Reinventing Solid State Electronics: Harnessing Quantum Confinement in Bismuth Thin Films

TL;DR

This paper demonstrates that quantum confinement in ultra-thin bismuth films can achieve diode-like rectification without doping or heterojunctions, enabling room temperature nanoelectronic devices.

Contribution

It introduces a novel quantum confinement method in bismuth thin films to realize rectification without traditional doping or heterojunctions.

Findings

Achieves ideal diode behavior in 2 nm bismuth films

Operates at room temperature due to quantum effects

Eliminates need for doping or heterojunctions in nanoelectronics

Abstract

Solid state electronics relies on the intentional introduction of impurity atoms or dopants into a semiconductor crystal and/or the formation of junctions between different materials (heterojunctions) to create rectifiers, potential barriers, and conducting pathways. With these building blocks, switching and amplification of electrical currents and voltages is achieved. As miniaturization continues to ultra-scaled transistors with critical dimensions on the order of ten atomic lengths, the concept of doping to form rectifying junctions fails and heterojunction formation becomes extremely difficult.
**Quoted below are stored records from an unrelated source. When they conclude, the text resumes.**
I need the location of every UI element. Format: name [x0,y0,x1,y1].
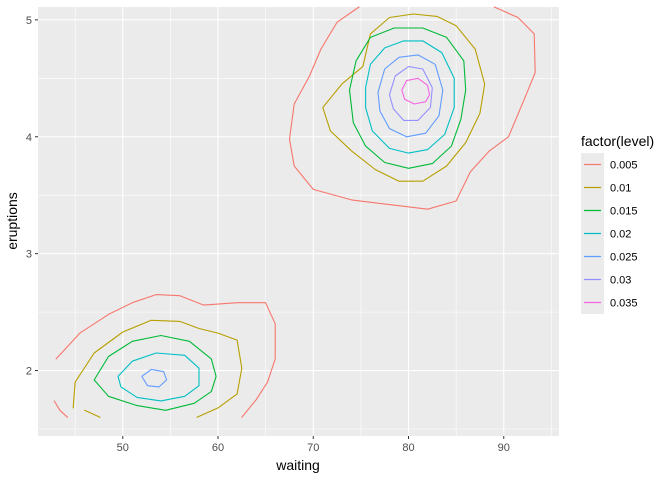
contour-line-0.025 [377,54,444,138]
legend-item-0.015: 0.015 [581,199,638,222]
legend-keys: 0.005 0.01 0.015 0.02 0.025 0.03 0.035 [581,153,638,314]
legend-item-0.035: 0.035 [581,291,638,314]
contour-line-0.015 [348,27,467,169]
contour-line-0.02 [117,352,200,402]
contour-line-0.005 [288,6,536,210]
legend-label: 0.02 [610,229,631,241]
contour-line-0.025 [141,368,168,388]
legend-item-0.025: 0.025 [581,245,638,268]
legend-item-0.03: 0.03 [581,268,631,291]
contour-line-0.015 [93,334,217,411]
contour-line-0.035 [401,77,431,105]
y-tick-label: 5 [26,15,32,27]
contour-line-0.01 [72,319,243,418]
axis-tick-labels: 50 60 70 80 90 2 3 4 5 [26,15,510,454]
legend-label: 0.01 [610,183,631,195]
y-tick-label: 4 [26,132,32,144]
contour-line-0.005 [53,400,69,418]
contour-line-0.01 [84,409,101,418]
legend-item-0.005: 0.005 [581,153,638,176]
y-axis-title: eruptions [4,192,20,250]
contour-line-0.01 [322,13,486,182]
minor-grid [38,7,559,436]
legend: factor(level) 0.0050.010.0150.020.0250.0… [581,133,654,314]
y-tick-label: 3 [26,249,32,261]
legend-label: 0.005 [610,160,638,172]
contour-line-0.005 [55,294,276,418]
legend-label: 0.015 [610,206,638,218]
contour-line-0.02 [365,40,455,154]
x-axis-title: waiting [275,457,320,473]
y-tick-label: 2 [26,366,32,378]
x-tick-label: 80 [402,442,414,454]
legend-item-0.02: 0.02 [581,222,631,245]
legend-item-0.01: 0.01 [581,176,631,199]
axis-ticks [35,19,505,439]
legend-label: 0.03 [610,275,631,287]
contour-line-0.03 [388,66,433,121]
x-tick-label: 70 [307,442,319,454]
legend-label: 0.035 [610,298,638,310]
x-tick-label: 50 [117,442,129,454]
legend-title: factor(level) [581,133,654,149]
x-tick-label: 60 [212,442,224,454]
x-tick-label: 90 [498,442,510,454]
contour-lines [53,6,536,418]
legend-label: 0.025 [610,252,638,264]
major-grid [38,7,559,436]
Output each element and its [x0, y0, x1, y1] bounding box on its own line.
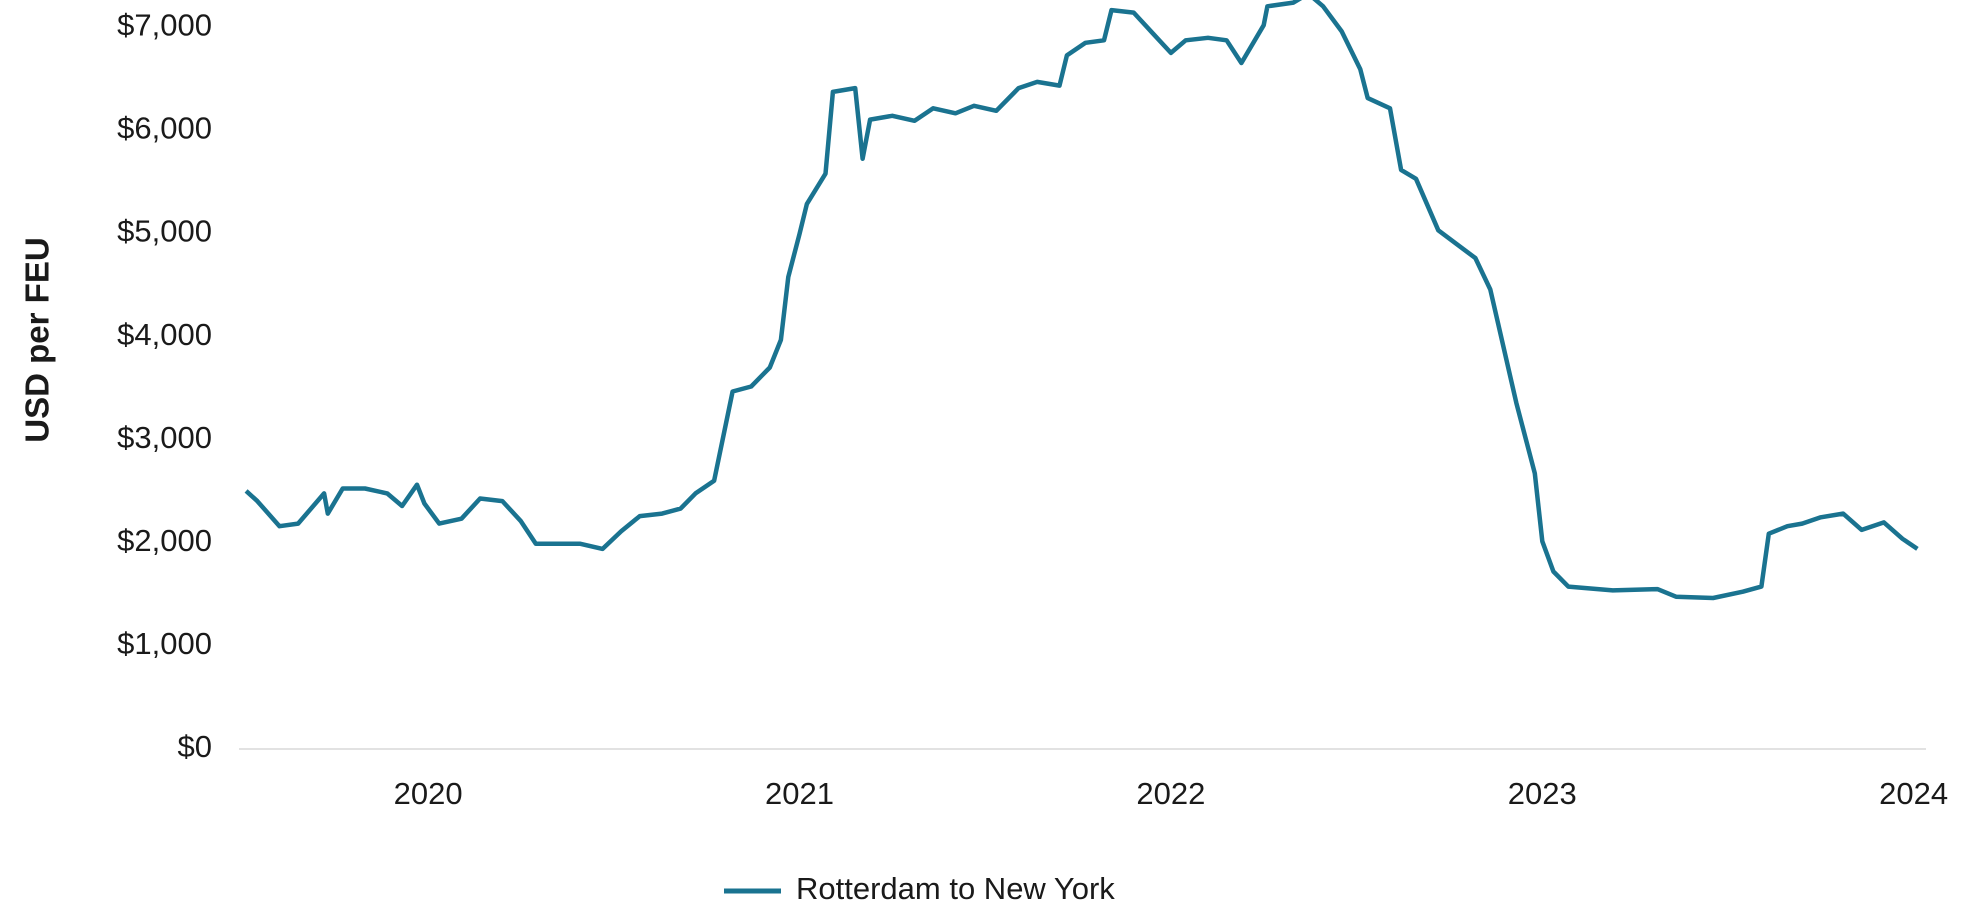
y-tick-label: $4,000 — [117, 317, 212, 352]
x-tick-label: 2022 — [1136, 776, 1205, 811]
y-tick-label: $2,000 — [117, 523, 212, 558]
x-tick-label: 2024 — [1879, 776, 1948, 811]
x-tick-label: 2023 — [1508, 776, 1577, 811]
y-axis-title: USD per FEU — [19, 237, 56, 442]
y-tick-label: $7,000 — [117, 8, 212, 43]
y-tick-label: $3,000 — [117, 420, 212, 455]
legend-label: Rotterdam to New York — [796, 871, 1115, 906]
x-tick-label: 2021 — [765, 776, 834, 811]
y-tick-label: $1,000 — [117, 626, 212, 661]
y-tick-label: $0 — [178, 729, 212, 764]
x-tick-label: 2020 — [394, 776, 463, 811]
y-tick-label: $6,000 — [117, 111, 212, 146]
line-series — [244, 0, 1919, 601]
y-tick-label: $5,000 — [117, 214, 212, 249]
Here it is shown there is no need to introduce dopant atoms nor is the formation of a heterojunction required to achieve the fundamental electronic function of current rectification. Ideal diode behavior or rectification is achieved for the first time solely by manipulation of quantum confinement in approximately 2 nanometer thick films consisting of a single atomic element, the semimetal bismuth. Crucially for nanoelectronics, this new quantum approach enables room temperature operation.